En évoquant l’art du livre arabe, al-kitâb, à travers quelque 140 pièces – manuscrits, reliures, imprimés et objets – provenant en majorité de ses collections, la Bibliothèque nationale de France, à Paris, s’immisce dans le monde arabo-musulman du VIIe siècle à nos jours. Intelligemment conçu, le parcours, à la fois thématique et chronologique, suit l’élaboration du livre, des premiers manuscrits sur papyrus aux débuts de l’imprimerie, et se prolonge avec les regards d’artistes contemporains.
PARIS - Dans le monde arabe, au VIIe siècle, après la révélation coranique, un art du livre original, intimement lié à la religion musulmane, voit le jour. Pour évoquer son histoire, la Bibliothèque nationale de France, à Paris, a imaginé un parcours suivant les différentes étapes de la composition d’un livre, de son support – papyrus, parchemin et papiers – à sa reliure, en passant par l’écriture, la décoration, l’illustration et, plus tardivement, l’impression. Sur le papyrus et le parchemin, deux supports courants de l’écriture, étaient transcrits les paroles du Prophète ainsi que des recueils de traditions, tel Al-Muwattâ (Le Chemin aplani) de Mâlik ibn Anas, ouvrage essentiel de l’école juridique malékite composé au VIIIe siècle. Apparu par la suite, le papier le plus souvent utilisé était marbré ou sablé, même s’il existe de luxueuses exceptions comme le coran de couleur pourpre (vers 1405), entièrement constitué de papier coloré et écrit à l’encre d’argent, et peut-être inspiré du Coran bleu également exposé. Au support succède l’écriture, qui joue un rôle à la fois religieux, utilitaire et ornemental. Répondant à la nécessité de magnifier la parole sacrée, la calligraphie s’est imposée dès les premiers corans comme une composante essentielle de l’art arabo-musulman. En témoignent la pureté des écritures coufiques, les courbes ornementales du style maghrébin ou encore les longues boucles des graphies persanes.

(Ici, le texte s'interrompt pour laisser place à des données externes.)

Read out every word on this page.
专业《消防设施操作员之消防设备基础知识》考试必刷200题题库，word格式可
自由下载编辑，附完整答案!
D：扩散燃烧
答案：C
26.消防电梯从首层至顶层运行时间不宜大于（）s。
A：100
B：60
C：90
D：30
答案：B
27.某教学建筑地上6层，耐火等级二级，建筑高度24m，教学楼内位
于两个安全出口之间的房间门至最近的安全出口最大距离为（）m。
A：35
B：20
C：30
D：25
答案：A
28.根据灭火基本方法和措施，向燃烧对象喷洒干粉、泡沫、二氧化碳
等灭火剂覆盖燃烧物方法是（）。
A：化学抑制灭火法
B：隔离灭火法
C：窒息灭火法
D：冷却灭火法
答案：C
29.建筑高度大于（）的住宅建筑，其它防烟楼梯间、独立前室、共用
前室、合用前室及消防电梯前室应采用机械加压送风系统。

Palmettes, rosettes et arabesques
L’interdit religieux de la représentation des êtres vivants a favorisé l’épanouissement du décor et de l’enluminure. Les “pages tapis” (pages dépourvues de textes) des corans, les galons et entrelacs géométriques, les médaillons et vignettes rehaussés d’or rythment le texte sacré. Dans les pages tapis d’un Pentateuque égyptien (1353), bordées d’une bande à décor d’arabesques et de motifs floraux, se développe ainsi un motif dont le centre est une étoile à dix branches tandis que les pages tapis des corans andalous, reconnaissables à leur format souvent carré et à leur composition compartimentée de polygones étoilés, créent l’illusion de l’infini. Les manuscrits présentés témoignent aussi d’une grande variété de colorants, la couleur la plus répandue étant l’or qui, conjuguée avec le bleu, confère au document une valeur ésotérique symbolisant “la matérialisation de la lumière de l’esprit divin sur l’espace infini des cieux”, précise Marthe Bernus-Taylor dans le catalogue. Les décors enluminés participent à l’embellissement du texte, en accentuant les traits de la beauté divine, et améliorent également sa compréhension, en signalant ses différentes parties. Un bandeau meublé de motifs géométriques – cercles, triangles, arabesques, tresses et éléments imitant le tissage ou dérivés de la flore –, ponctués de petites rosettes ou palmettes, est ainsi fréquemment utilisé pour séparer deux sourates. À l’image du très célèbre Kitâb al-Diryâq – Livre de la thériaque de 1199 –, recueil de textes sur la préparation d’une antidote, les livres non religieux étaient aussi enluminés. Moins importante que l’enluminure ou la calligraphie, la peinture a connu une courte période de développement de la fin du XIIe au début du XIVe siècle. Elle servait à illustrer les ouvrages scientifiques et techniques – traités de botaniques, de pharmacologie, de médecine, zoologie – ou littéraires, comme le texte des Maqâmât (Livre des Séances), l’un des plus célèbre de la littérature arabe, élaboré au XIe siècle par al-Harîrî. Avant de conclure sur des créations contemporaines récentes sur le thème de l’écriture, l’exposition rappelle que ce n’est que tardivement, au milieu du XIXe siècle, que l’imprimerie a commencé à concurrencer réellement la copie manuscrite, dans le monde arabo-musulman.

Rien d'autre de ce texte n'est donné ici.